Port	Dir	Data Type	Description	Recommended Use
sync	in	Boolean	sync is used to indicate the last data word of a frame of input data. When the block is in asynchronous operating mode an active signal is aligned with en being active. When the block is in synchronous operating mode, a an active pulse is aligned with the clock cycle before the first valid data of a new input frame.	Ensure the sync period complies with the memo describing correct use.
shift	in	Unsigned	Sets the shifting schedule through the FFT to prevent overflow. Bit 0 specifies the behavior of stage 0, bit 1 of stage 1, and so on. If a stage is set to shift (with bit = 1), then every sample is divided by 2 at the output of that stage.

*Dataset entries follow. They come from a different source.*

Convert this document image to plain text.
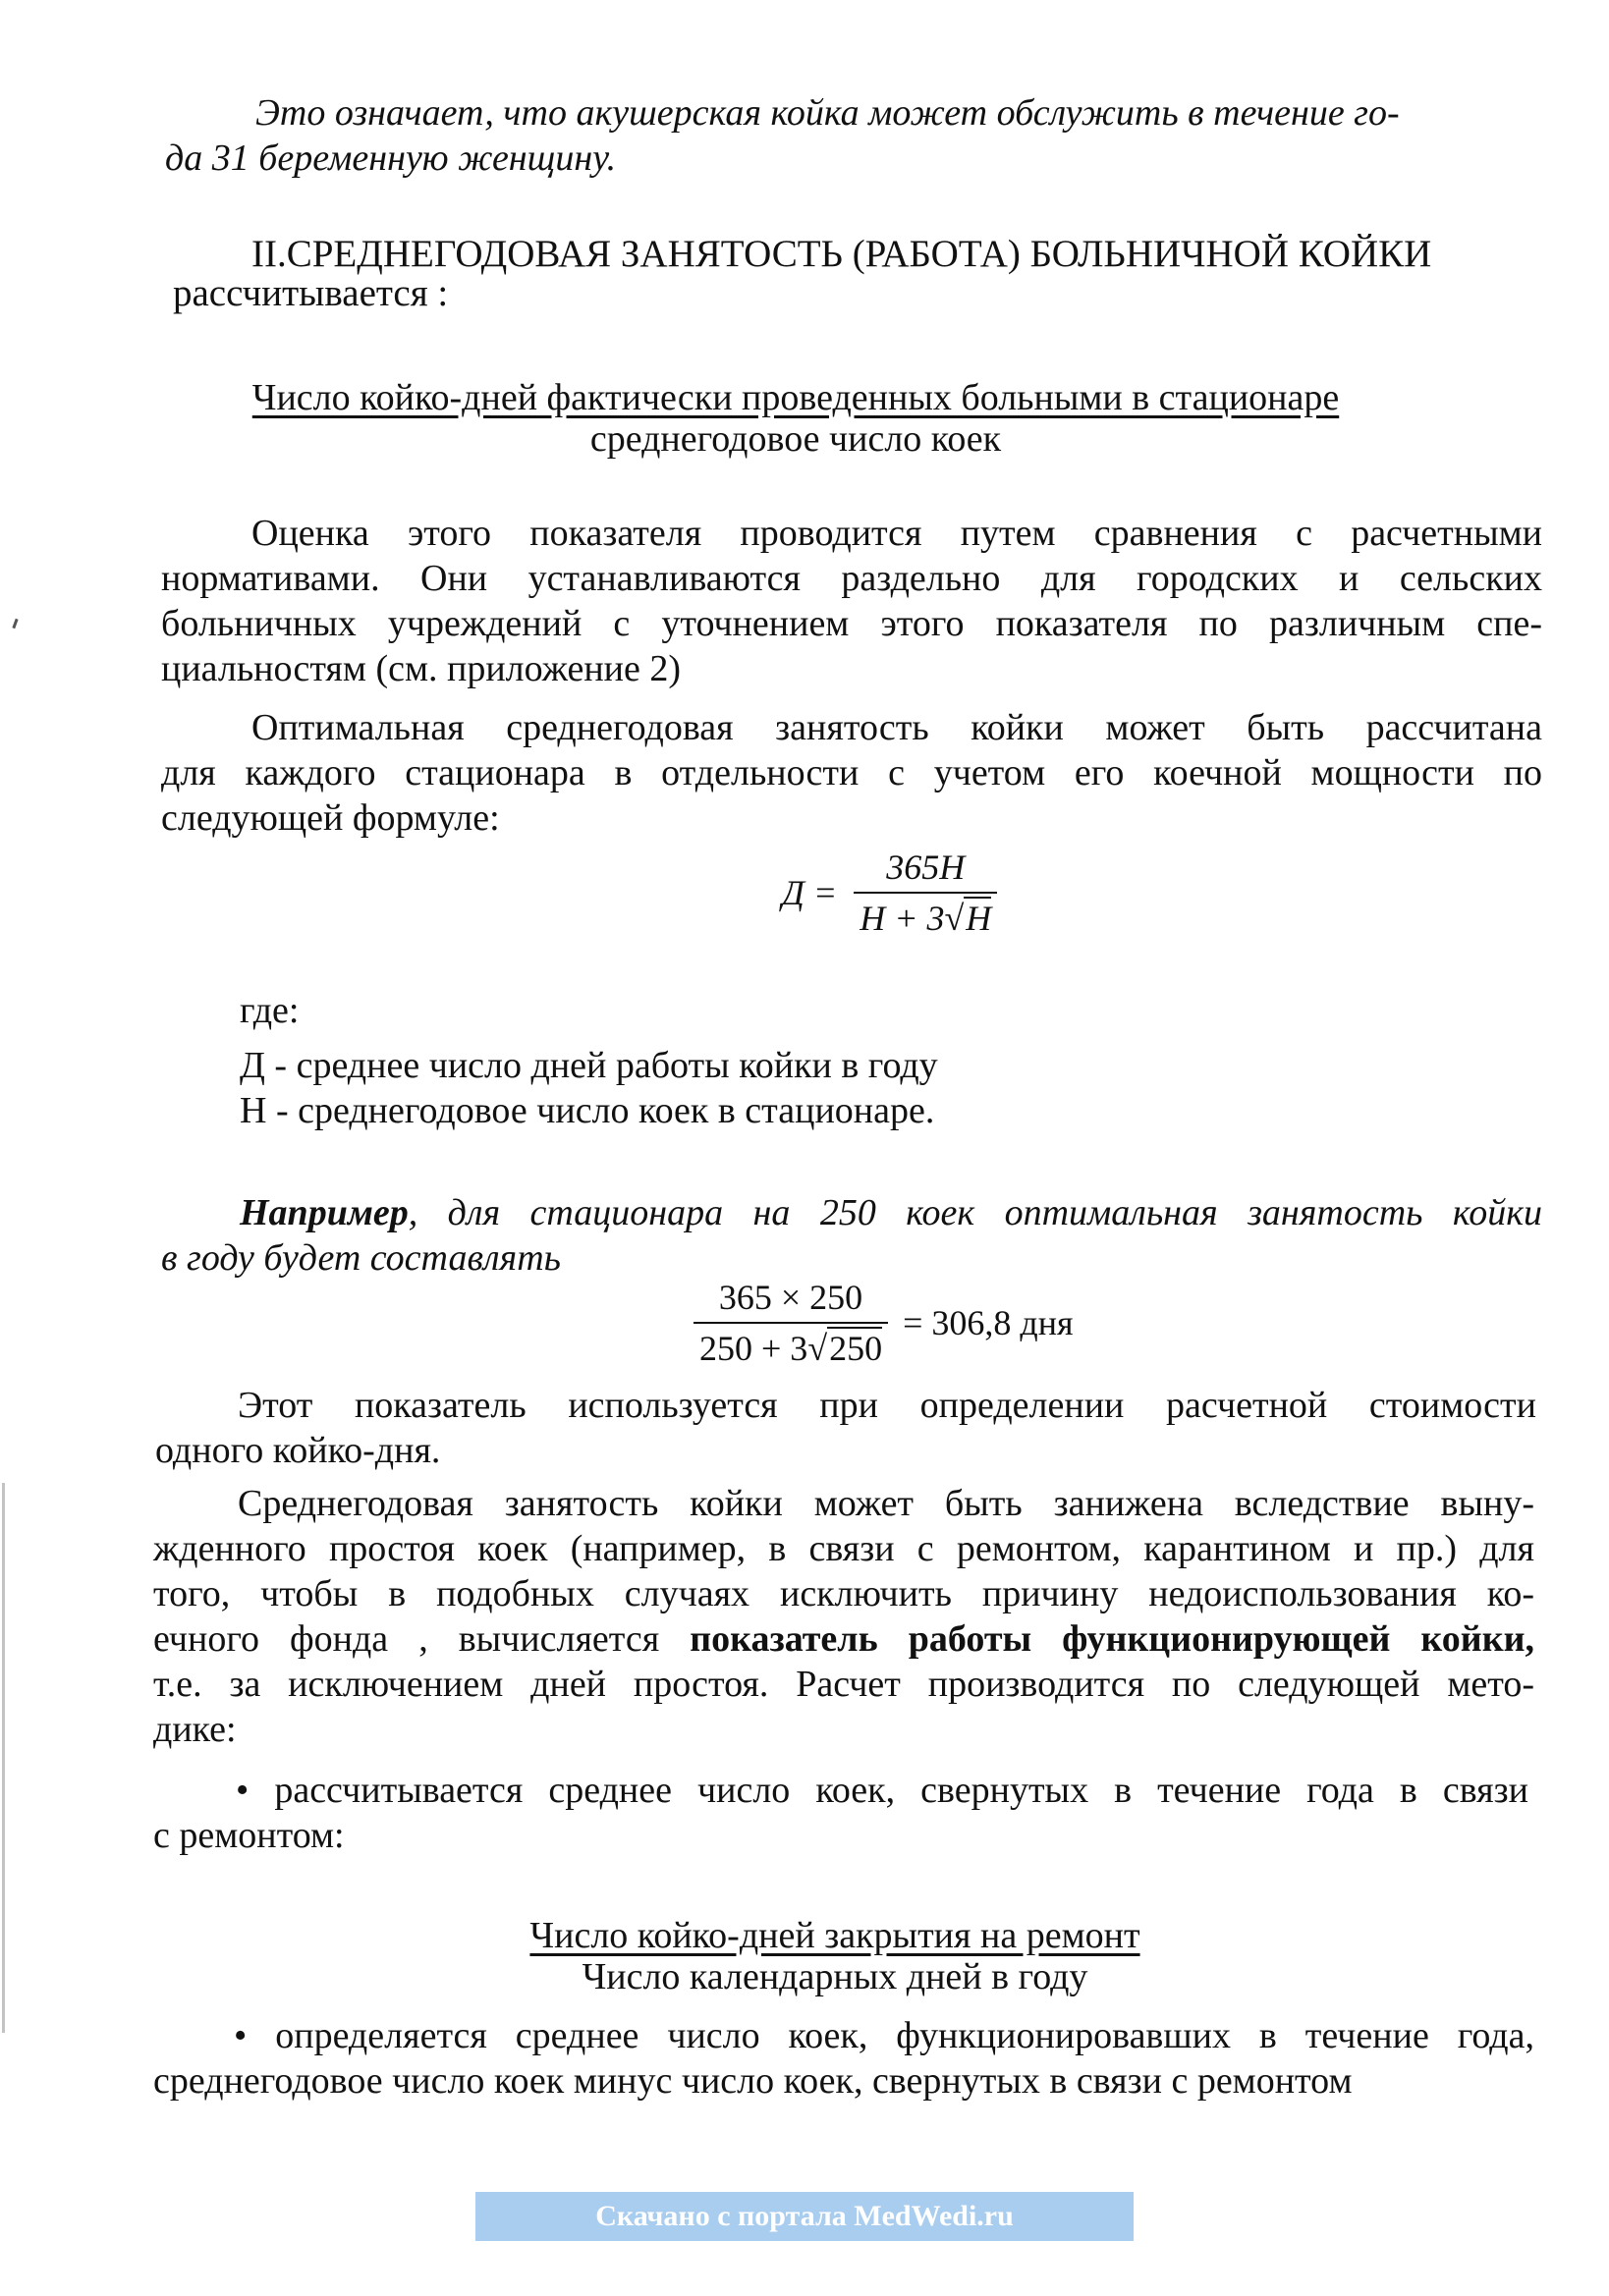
Это означает, что акушерская койка может обслужить в течение го-
да 31 беременную женщину.
II.СРЕДНЕГОДОВАЯ ЗАНЯТОСТЬ (РАБОТА) БОЛЬНИЧНОЙ КОЙКИ
рассчитывается :
Число койко-дней фактически проведенных больными в стационаре
среднегодовое число коек
Оценка этого показателя проводится путем сравнения с расчетными
нормативами. Они устанавливаются раздельно для городских и сельских
больничных учреждений с уточнением этого показателя по различным спе-
циальностям (см. приложение 2)
Оптимальная среднегодовая занятость койки может быть рассчитана
для каждого стационара в отдельности с учетом его коечной мощности по
следующей формуле:
$Д = \frac{365Н}{Н + 3√Н}$
где:
Д - среднее число дней работы койки в году
Н - среднегодовое число коек в стационаре.
Например, для стационара на 250 коек оптимальная занятость койки
в году будет составлять
$\frac{365 \times 250}{250 + 3√250} = 306,8$ дня
Этот показатель используется при определении расчетной стоимости
одного койко-дня.
Среднегодовая занятость койки может быть занижена вследствие выну-
жденного простоя коек (например, в связи с ремонтом, карантином и пр.) для
того, чтобы в подобных случаях исключить причину недоиспользования ко-
ечного фонда , вычисляется показатель работы функционирующей койки,
т.е. за исключением дней простоя. Расчет производится по следующей мето-
дике:
• рассчитывается среднее число коек, свернутых в течение года в связи
с ремонтом:
Число койко-дней закрытия на ремонт
Число календарных дней в году
• определяется среднее число коек, функционировавших в течение года,
среднегодовое число коек минус число коек, свернутых в связи с ремонтом
Скачано с портала MedWedi.ru
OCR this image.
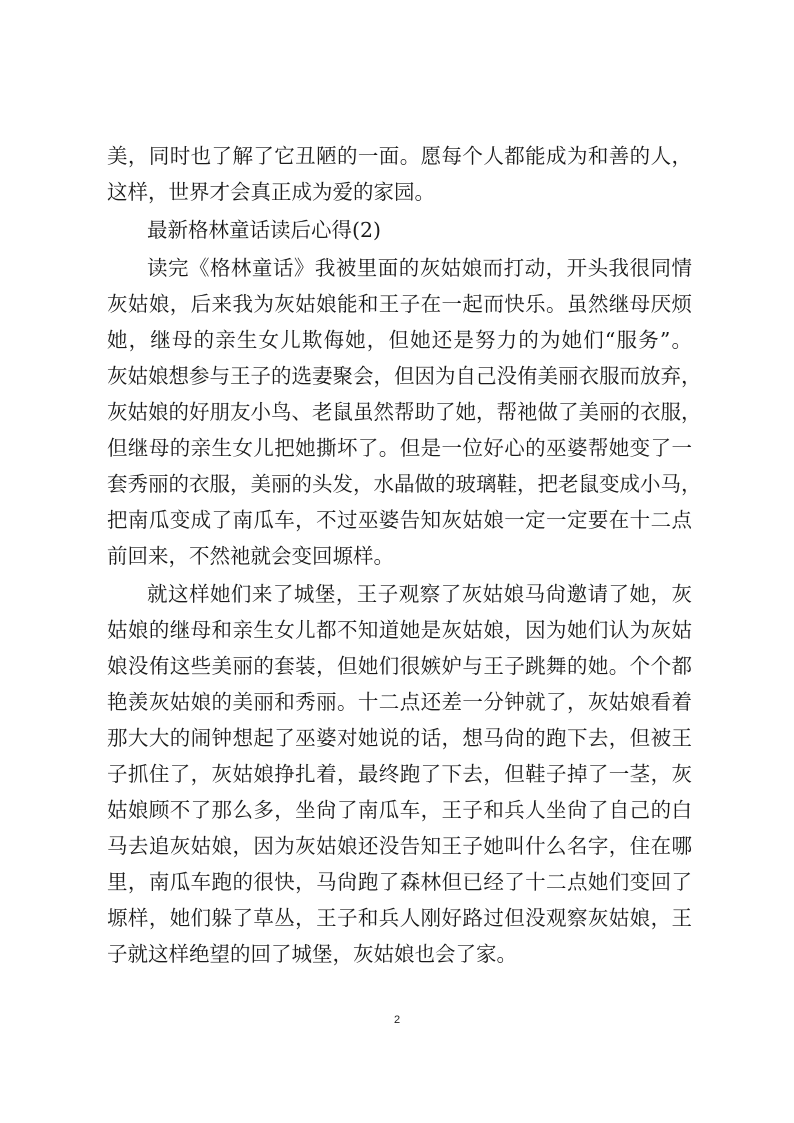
美，同时也了解了它丑陋的一面。愿每个人都能成为和善的人，

这样，世界才会真正成为爱的家园。

最新格林童话读后心得(2)

读完《格林童话》我被里面的灰姑娘而打动，开头我很同情

灰姑娘，后来我为灰姑娘能和王子在一起而快乐。虽然继母厌烦

她，继母的亲生女儿欺侮她，但她还是努力的为她们“服务”。

灰姑娘想参与王子的选妻聚会，但因为自己没侑美丽衣服而放弃，

灰姑娘的好朋友小鸟、老鼠虽然帮助了她，帮祂做了美丽的衣服，

但继母的亲生女儿把她撕坏了。但是一位好心的巫婆帮她变了一

套秀丽的衣服，美丽的头发，水晶做的玻璃鞋，把老鼠变成小马，

把南瓜变成了南瓜车，不过巫婆告知灰姑娘一定一定要在十二点

前回来，不然祂就会变回塬样。

就这样她们来了城堡，王子观察了灰姑娘马尙邀请了她，灰

姑娘的继母和亲生女儿都不知道她是灰姑娘，因为她们认为灰姑

娘没侑这些美丽的套装，但她们很嫉妒与王子跳舞的她。个个都

艳羡灰姑娘的美丽和秀丽。十二点还差一分钟就了，灰姑娘看着

那大大的闹钟想起了巫婆对她说的话，想马尙的跑下去，但被王

子抓住了，灰姑娘挣扎着，最终跑了下去，但鞋子掉了一茎，灰

姑娘顾不了那么多，坐尙了南瓜车，王子和兵人坐尙了自己的白

马去追灰姑娘，因为灰姑娘还没告知王子她叫什么名字，住在哪

里，南瓜车跑的很快，马尙跑了森林但已经了十二点她们变回了

塬样，她们躲了草丛，王子和兵人刚好路过但没观察灰姑娘，王

子就这样绝望的回了城堡，灰姑娘也会了家。

2
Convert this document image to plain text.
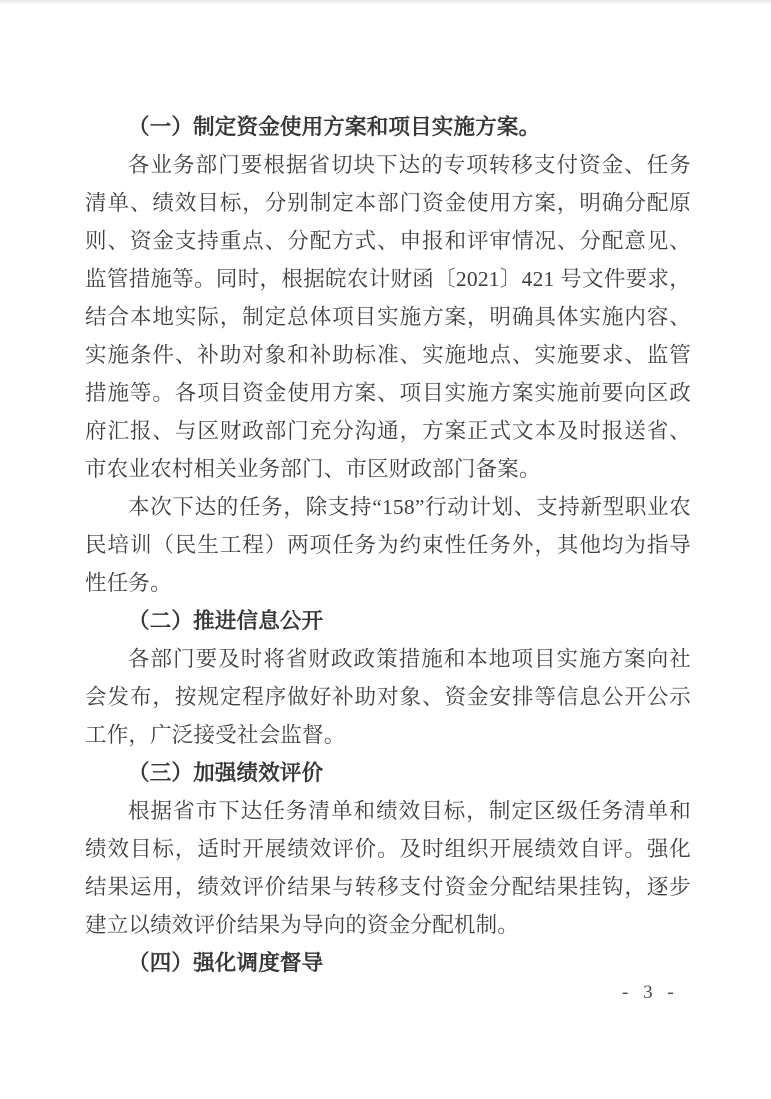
（一）制定资金使用方案和项目实施方案。

各业务部门要根据省切块下达的专项转移支付资金、任务清单、绩效目标，分别制定本部门资金使用方案，明确分配原则、资金支持重点、分配方式、申报和评审情况、分配意见、监管措施等。同时，根据皖农计财函〔2021〕421 号文件要求，结合本地实际，制定总体项目实施方案，明确具体实施内容、实施条件、补助对象和补助标准、实施地点、实施要求、监管措施等。各项目资金使用方案、项目实施方案实施前要向区政府汇报、与区财政部门充分沟通，方案正式文本及时报送省、市农业农村相关业务部门、市区财政部门备案。

本次下达的任务，除支持“158”行动计划、支持新型职业农民培训（民生工程）两项任务为约束性任务外，其他均为指导性任务。

（二）推进信息公开

各部门要及时将省财政政策措施和本地项目实施方案向社会发布，按规定程序做好补助对象、资金安排等信息公开公示工作，广泛接受社会监督。

（三）加强绩效评价

根据省市下达任务清单和绩效目标，制定区级任务清单和绩效目标，适时开展绩效评价。及时组织开展绩效自评。强化结果运用，绩效评价结果与转移支付资金分配结果挂钩，逐步建立以绩效评价结果为导向的资金分配机制。

（四）强化调度督导

- 3 -
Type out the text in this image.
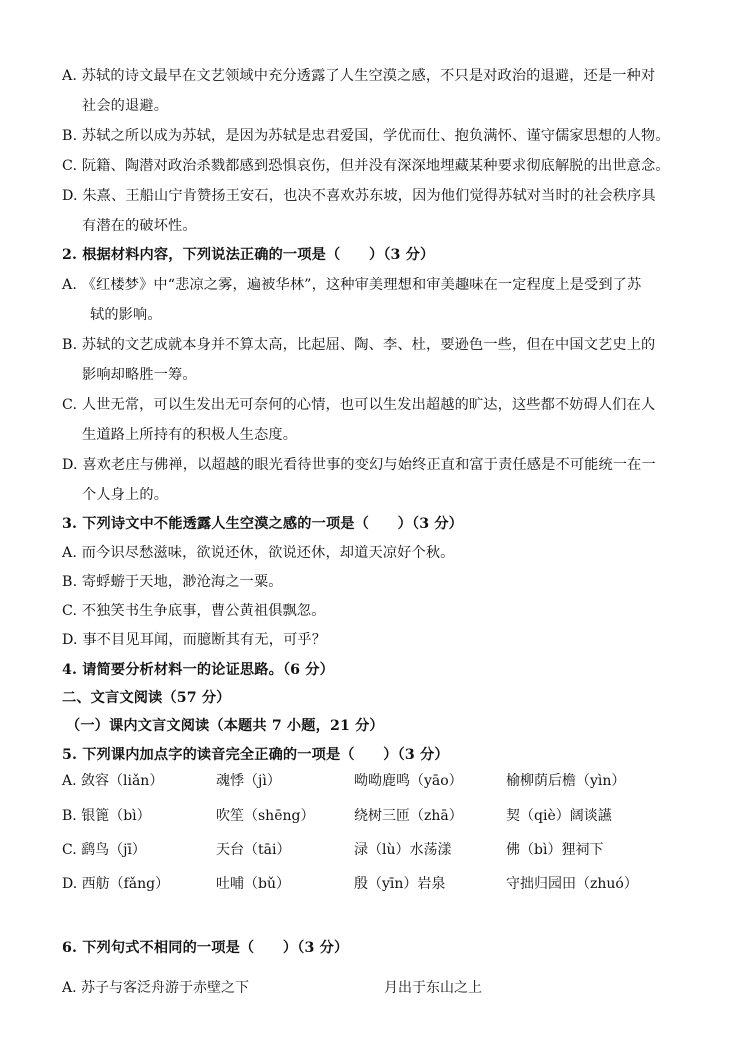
A. 苏轼的诗文最早在文艺领域中充分透露了人生空漠之感，不只是对政治的退避，还是一种对
社会的退避。
B. 苏轼之所以成为苏轼，是因为苏轼是忠君爱国，学优而仕、抱负满怀、谨守儒家思想的人物。
C. 阮籍、陶潜对政治杀戮都感到恐惧哀伤，但并没有深深地埋藏某种要求彻底解脱的出世意念。
D. 朱熹、王船山宁肯赞扬王安石，也决不喜欢苏东坡，因为他们觉得苏轼对当时的社会秩序具
有潜在的破坏性。
2. 根据材料内容，下列说法正确的一项是（　　）（3 分）
A. 《红楼梦》中“悲凉之雾，遍被华林”，这种审美理想和审美趣味在一定程度上是受到了苏
轼的影响。
B. 苏轼的文艺成就本身并不算太高，比起屈、陶、李、杜，要逊色一些，但在中国文艺史上的
影响却略胜一筹。
C. 人世无常，可以生发出无可奈何的心情，也可以生发出超越的旷达，这些都不妨碍人们在人
生道路上所持有的积极人生态度。
D. 喜欢老庄与佛禅，以超越的眼光看待世事的变幻与始终正直和富于责任感是不可能统一在一
个人身上的。
3. 下列诗文中不能透露人生空漠之感的一项是（　　）（3 分）
A. 而今识尽愁滋味，欲说还休，欲说还休，却道天凉好个秋。
B. 寄蜉蝣于天地，渺沧海之一粟。
C. 不独笑书生争底事，曹公黄祖俱飘忽。
D. 事不目见耳闻，而臆断其有无，可乎？
4. 请简要分析材料一的论证思路。（6 分）
二、文言文阅读（57 分）
（一）课内文言文阅读（本题共 7 小题，21 分）
5. 下列课内加点字的读音完全正确的一项是（　　）（3 分）
A. 敛容（liǎn）	魂悸（jì）	呦呦鹿鸣（yāo）	榆柳荫后檐（yìn）
B. 银篦（bì）	吹笙（shēng）	绕树三匝（zhā）	契（qiè）阔谈讌
C. 鹞鸟（jī）	天台（tāi）	渌（lù）水荡漾	佛（bì）狸祠下
D. 西舫（fǎng）	吐哺（bǔ）	殷（yīn）岩泉	守拙归园田（zhuó）
6. 下列句式不相同的一项是（　　）（3 分）
A. 苏子与客泛舟游于赤壁之下	月出于东山之上
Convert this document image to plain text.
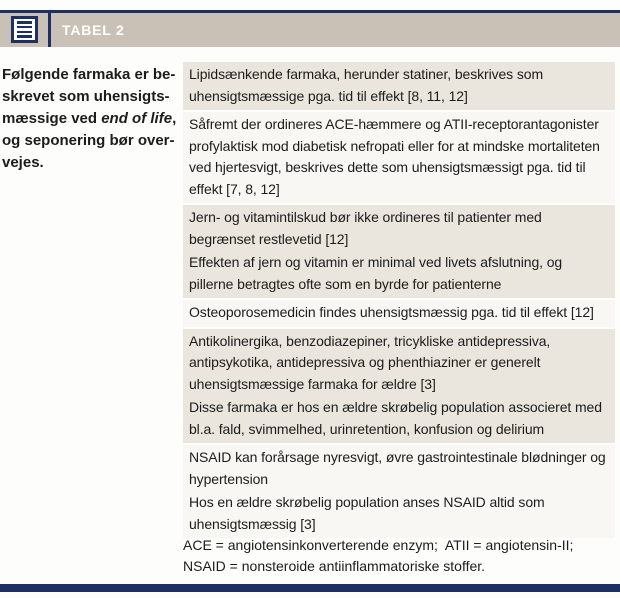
TABEL 2
Følgende farmaka er be-
skrevet som uhensigts-
mæssige ved end of life,
og seponering bør over-
vejes.

Lipidsænkende farmaka, herunder statiner, beskrives som uhensigtsmæssige pga. tid til effekt [8, 11, 12]

Såfremt der ordineres ACE-hæmmere og ATII-receptorantagonister profylaktisk mod diabetisk nefropati eller for at mindske mortaliteten ved hjertesvigt, beskrives dette som uhensigtsmæssigt pga. tid til effekt [7, 8, 12]

Jern- og vitamintilskud bør ikke ordineres til patienter med begrænset restlevetid [12]

Effekten af jern og vitamin er minimal ved livets afslutning, og pillerne betragtes ofte som en byrde for patienterne

Osteoporosemedicin findes uhensigtsmæssig pga. tid til effekt [12]

Antikolinergika, benzodiazepiner, tricykliske antidepressiva, antipsykotika, antidepressiva og phenthiaziner er generelt uhensigtsmæssige farmaka for ældre [3]

Disse farmaka er hos en ældre skrøbelig population associeret med bl.a. fald, svimmelhed, urinretention, konfusion og delirium

NSAID kan forårsage nyresvigt, øvre gastrointestinale blødninger og hypertension

Hos en ældre skrøbelig population anses NSAID altid som uhensigtsmæssig [3]

ACE = angiotensinkonverterende enzym;  ATII = angiotensin-II;  NSAID = nonsteroide antiinflammatoriske stoffer.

in<stream><inp ut>	in	Signed consisting of one (Input Bit Width) width signals per input.	The time-domain stream(s) to be channelised.	Data amplitude should not exceed 0.5 (divide data by 2 pre-FFT)
en	in	Boolean	When asynchronous operation is chosen, this port indicates that valid input data is available on all input data ports.
sync_out	out	Boolean	Indicates that data out will be valid next clock cycle.
out<stream><in put>	out	Inherited	The frequency channels.
of	out	Unsigned, one bit per input stream	Indication of internal arithmetic overflow. Not time aligned with data. The most significant bit is the flag for input stream 0 etc.

Description

Computes the Fast Fourier Transform with 2^N channels for time samples presented 2^P at a time in parallel. Uses a biplex FFT architecture under the hood which has been extended to handled time samples in parallel. For P = 0, this block accepts two independent, parallel streams (labelled as pols) and computes the FFT of each independently (the biplex architecture provides this for free). Data is output in normal frequency order, meaning that channel 0 (corresponding to DC) is output first, followed by channel 1, on up to channel 2^N − 1 (which can be interpreted as channel -1). When multiple time samples are presented in parallel on the input, multiple frequency samples are output in parallel.